I had started to move on with my life. I was starting to fall out of love with him, but now I felt as if Logan was pulling me right back to the moment he left.
I remembered waking up, alone and abandoned. I remembered the tears that fell from my eyes as I held my pillow close to my body. I remembered how vulnerable I felt that night and how empty I felt the days after.
The pain was not a pleasant memory and all I wanted to do was push it aside. I hated feeling weak.
It was hard seeing Logan again and all the feelings I had tried so hard to push back returned. I was again fighting the love that I had felt. I couldn't fall in love with Logan again. I couldn't allow myself to be hurt like that again.
I leaned back in my chair and rubbed my shoulder. I was so tense between the Wolverine and my work, I was absolutely stressed.
I heard a soft knock on my door.
"Enter," I called and Dazzler walked in.
"You need to get some sleep," she said as she sat in the chair in front of my desk.
"Alison," I groaned.
"Don't Alison me. I know you. You're fretting and overthinking."
"I am not."
"You are and I get it. Your world has just been turned on its head."
I went to say something and Alison cut me off.
"It has. Suddenly this guy you've been in love with shows up out of the blue and you don't know what to do."
I set my elbows onto my desk and rested my head in my hands. I groaned and shook my head.
"I do not know what to do," I said pitifully. "What can I do? What should I do?"

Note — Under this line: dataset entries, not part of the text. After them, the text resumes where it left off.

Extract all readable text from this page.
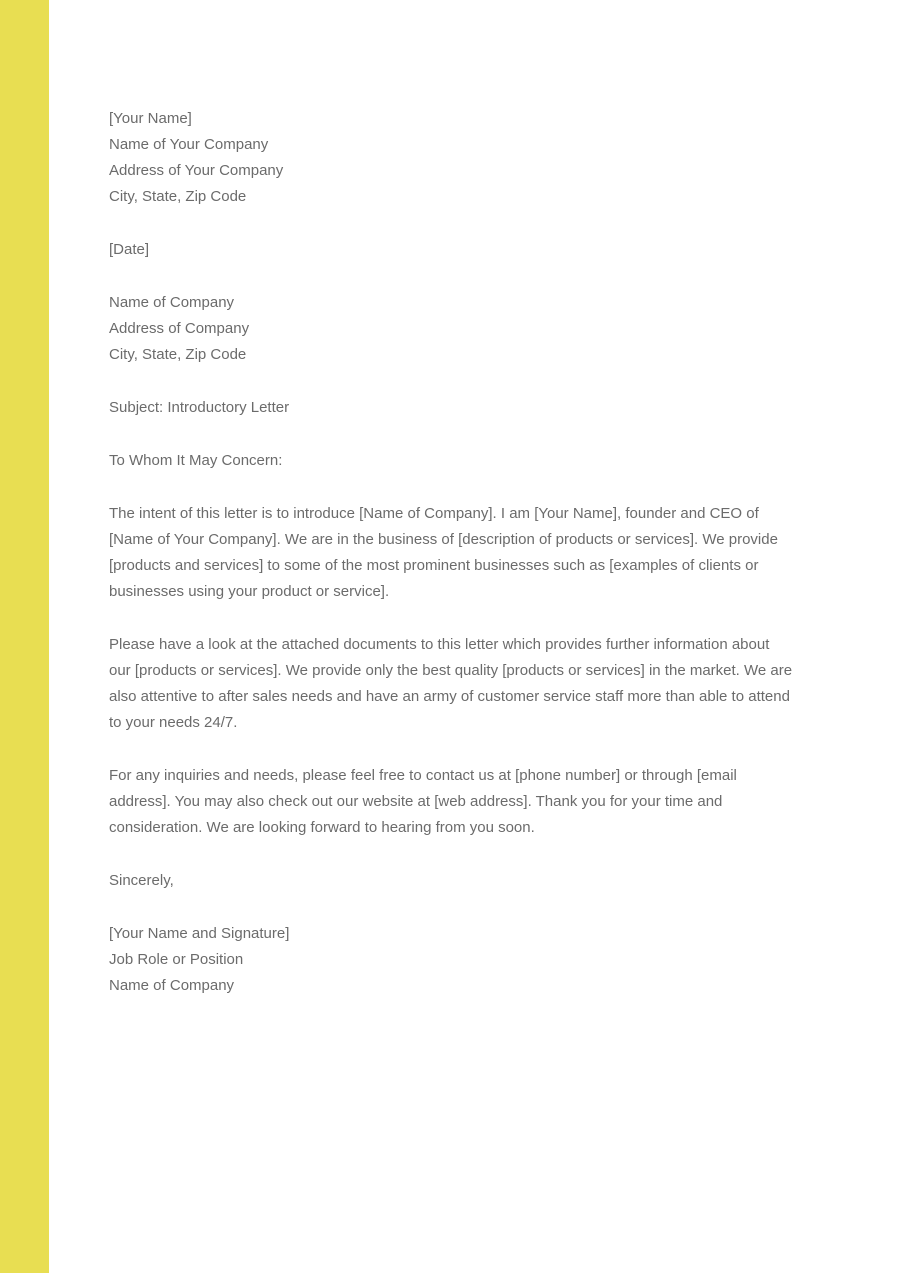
[Your Name]
Name of Your Company
Address of Your Company
City, State, Zip Code
[Date]
Name of Company
Address of Company
City, State, Zip Code
Subject: Introductory Letter
To Whom It May Concern:
The intent of this letter is to introduce [Name of Company]. I am [Your Name], founder and CEO of [Name of Your Company]. We are in the business of [description of products or services]. We provide [products and services] to some of the most prominent businesses such as [examples of clients or businesses using your product or service].
Please have a look at the attached documents to this letter which provides further information about our [products or services]. We provide only the best quality [products or services] in the market. We are also attentive to after sales needs and have an army of customer service staff more than able to attend to your needs 24/7.
For any inquiries and needs, please feel free to contact us at [phone number] or through [email address]. You may also check out our website at [web address]. Thank you for your time and consideration. We are looking forward to hearing from you soon.
Sincerely,
[Your Name and Signature]
Job Role or Position
Name of Company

"Let it play out. See what happens. Either you end up with the Wolverine or you don't."
Alison shrugged.
"I am not sure if I want to be with Logan anymore," I said. "When he left, I was so hurt. I do not want to feel that way again."
"But you do."
I sighed. Alison knew me so well.
"I do and I hate it."
"You wished he had stayed away?"
"Yes, no," I said raising my head. "I do not know."

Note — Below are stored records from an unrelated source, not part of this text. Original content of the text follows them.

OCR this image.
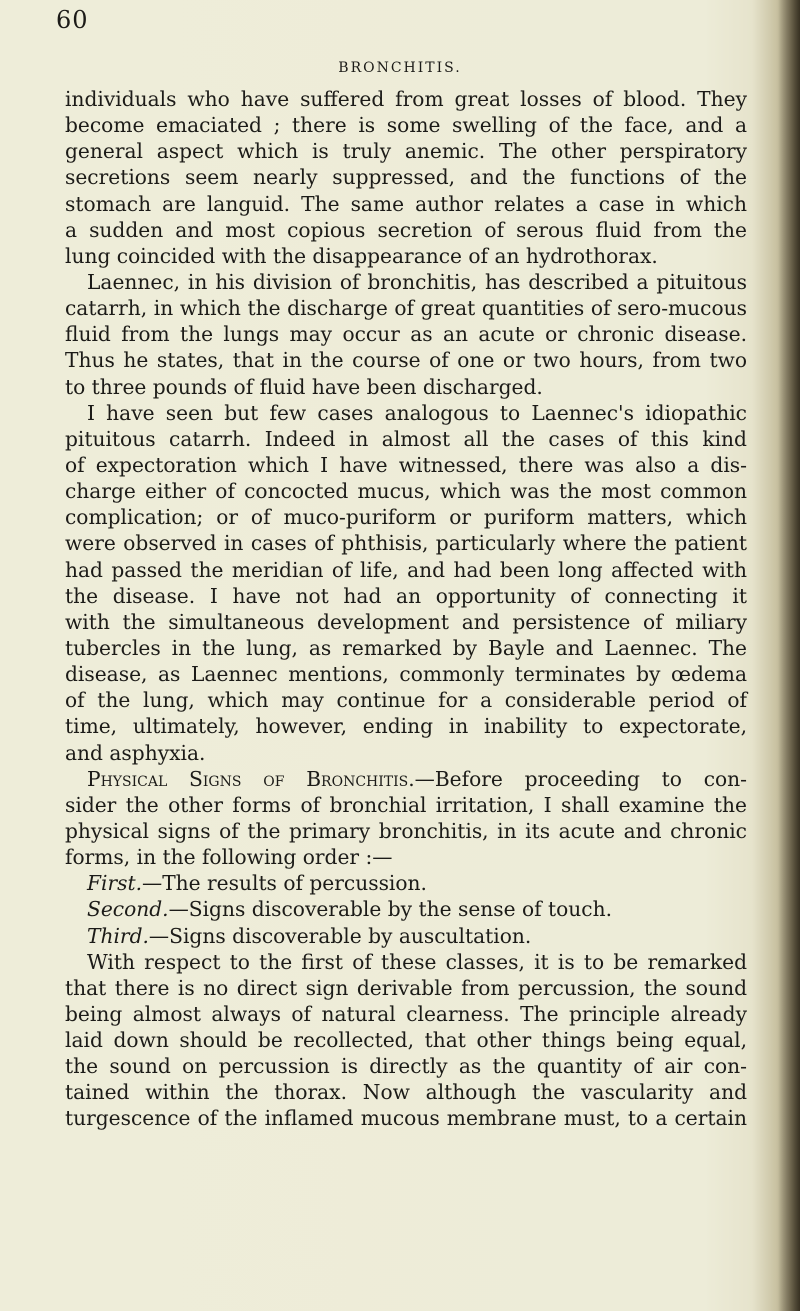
60
BRONCHITIS.
individuals who have suffered from great losses of blood. They
become emaciated ; there is some swelling of the face, and a
general aspect which is truly anemic. The other perspiratory
secretions seem nearly suppressed, and the functions of the
stomach are languid. The same author relates a case in which
a sudden and most copious secretion of serous fluid from the
lung coincided with the disappearance of an hydrothorax.
Laennec, in his division of bronchitis, has described a pituitous
catarrh, in which the discharge of great quantities of sero-mucous
fluid from the lungs may occur as an acute or chronic disease.
Thus he states, that in the course of one or two hours, from two
to three pounds of fluid have been discharged.
I have seen but few cases analogous to Laennec's idiopathic
pituitous catarrh. Indeed in almost all the cases of this kind
of expectoration which I have witnessed, there was also a dis-
charge either of concocted mucus, which was the most common
complication; or of muco-puriform or puriform matters, which
were observed in cases of phthisis, particularly where the patient
had passed the meridian of life, and had been long affected with
the disease. I have not had an opportunity of connecting it
with the simultaneous development and persistence of miliary
tubercles in the lung, as remarked by Bayle and Laennec. The
disease, as Laennec mentions, commonly terminates by œdema
of the lung, which may continue for a considerable period of
time, ultimately, however, ending in inability to expectorate,
and asphyxia.
Physical Signs of Bronchitis.—Before proceeding to con-
sider the other forms of bronchial irritation, I shall examine the
physical signs of the primary bronchitis, in its acute and chronic
forms, in the following order :—
First.—The results of percussion.
Second.—Signs discoverable by the sense of touch.
Third.—Signs discoverable by auscultation.
With respect to the first of these classes, it is to be remarked
that there is no direct sign derivable from percussion, the sound
being almost always of natural clearness. The principle already
laid down should be recollected, that other things being equal,
the sound on percussion is directly as the quantity of air con-
tained within the thorax. Now although the vascularity and
turgescence of the inflamed mucous membrane must, to a certain
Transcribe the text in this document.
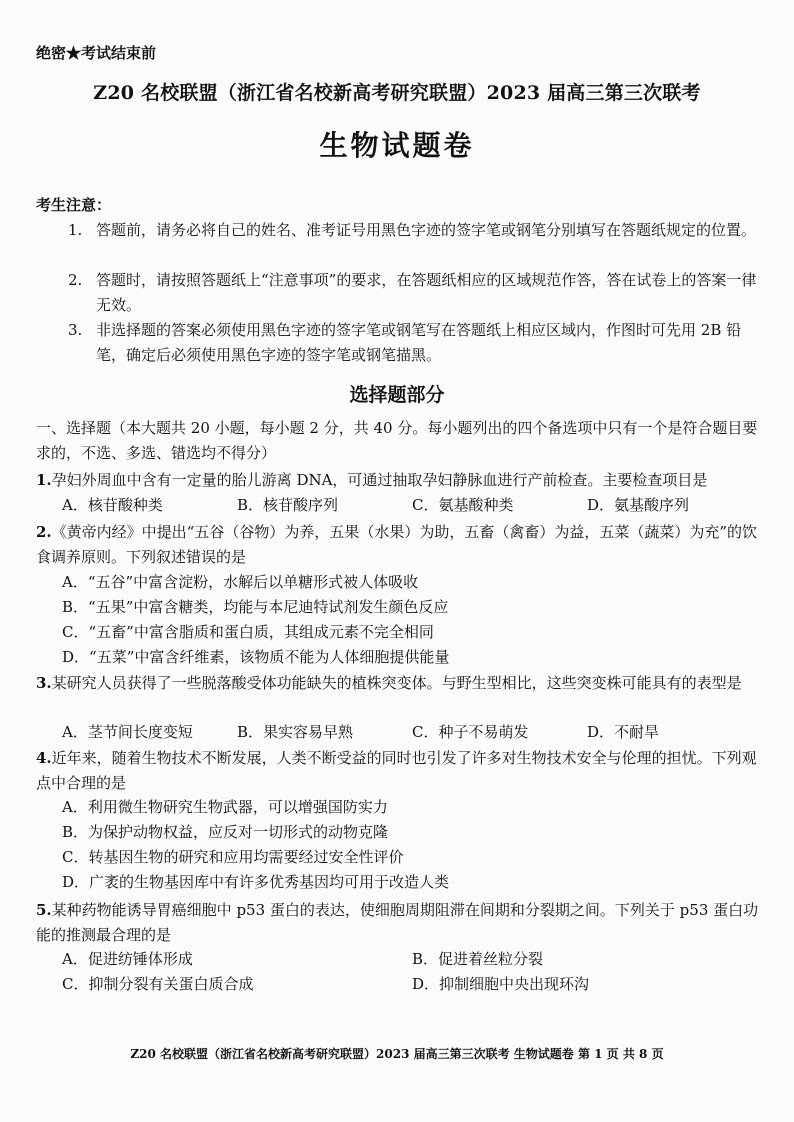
绝密★考试结束前
Z20 名校联盟（浙江省名校新高考研究联盟）2023 届高三第三次联考
生物试题卷
考生注意：
1. 答题前，请务必将自己的姓名、准考证号用黑色字迹的签字笔或钢笔分别填写在答题纸规定的位置。
2. 答题时，请按照答题纸上“注意事项”的要求，在答题纸相应的区域规范作答，答在试卷上的答案一律无效。
3. 非选择题的答案必须使用黑色字迹的签字笔或钢笔写在答题纸上相应区域内，作图时可先用 2B 铅笔，确定后必须使用黑色字迹的签字笔或钢笔描黑。
选择题部分
一、选择题（本大题共 20 小题，每小题 2 分，共 40 分。每小题列出的四个备选项中只有一个是符合题目要求的，不选、多选、错选均不得分）
1.孕妇外周血中含有一定量的胎儿游离 DNA，可通过抽取孕妇静脉血进行产前检查。主要检查项目是
A．核苷酸种类	B．核苷酸序列	C．氨基酸种类	D．氨基酸序列
2.《黄帝内经》中提出“五谷（谷物）为养，五果（水果）为助，五畜（禽畜）为益，五菜（蔬菜）为充”的饮食调养原则。下列叙述错误的是
A．“五谷”中富含淀粉，水解后以单糖形式被人体吸收
B．“五果”中富含糖类，均能与本尼迪特试剂发生颜色反应
C．“五畜”中富含脂质和蛋白质，其组成元素不完全相同
D．“五菜”中富含纤维素，该物质不能为人体细胞提供能量
3.某研究人员获得了一些脱落酸受体功能缺失的植株突变体。与野生型相比，这些突变株可能具有的表型是
A．茎节间长度变短	B．果实容易早熟	C．种子不易萌发	D．不耐旱
4.近年来，随着生物技术不断发展，人类不断受益的同时也引发了许多对生物技术安全与伦理的担忧。下列观点中合理的是
A．利用微生物研究生物武器，可以增强国防实力
B．为保护动物权益，应反对一切形式的动物克隆
C．转基因生物的研究和应用均需要经过安全性评价
D．广袤的生物基因库中有许多优秀基因均可用于改造人类
5.某种药物能诱导胃癌细胞中 p53 蛋白的表达，使细胞周期阻滞在间期和分裂期之间。下列关于 p53 蛋白功能的推测最合理的是
A．促进纺锤体形成	B．促进着丝粒分裂
C．抑制分裂有关蛋白质合成	D．抑制细胞中央出现环沟
Z20 名校联盟（浙江省名校新高考研究联盟）2023 届高三第三次联考 生物试题卷 第 1 页 共 8 页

Alison said nothing else to me. She just stared at me with a look of pity and sympathy.
The next day, I was exhausted. Between my emotions and lack of sleep, I was just out of it and was in a terrible mood all day. All my students and all my staff knew to give me a wide berth. All but Logan who seemed to love to walk into the danger zone no matter what the situation was.
He did not care that I left a note outside my office door stating that I was not to be disturbed he just rushed right in.
"What is it, Logan," I asked with an edge to my voice.
"I just wanted to see why the sky is so cloudy today."
I looked out my window. Indeed, the weather projected my mood.
"I just had a rough night," I answered. "Is that all?"
"No," Logan said harshly.
I looked up at him.
"Well," I said sternly.
"You're not telling me, why you're upset."
"I have just told you. I had a rough night."
"Not an answer."
"It is, now get out." I said.
Logan just stood, his arms crossed.
Feeling irritated, I rolled my eyes.
"I know you can hear better than anyone, Logan, so I knew you heard me. Now do what I asked."
"You didn't ask, you demanded and I want more of an answer than a rough night."
"That is the only answer you are receiving. So go."
Logan let out a harsh growl before he stormed out of my office, slamming the door.
I sighed and sat back in my chair. I added his temper to one of the reasons why we should not be together.
The list was fairly short. His love for Jean, his bullheadedness, his overly alpha male attitude, his tendency to run away, and now his temper. All good reasons to not be with Logan. But my heart did not care about some made up list. It wanted to be with him no matter what.
It was my head and not my heart that I wanted to follow after Logan's current display.
I had to push aside my feelings. It was my decision that I needed to continue to move on. I could not allow my heart to rule my head or I would be hurt again.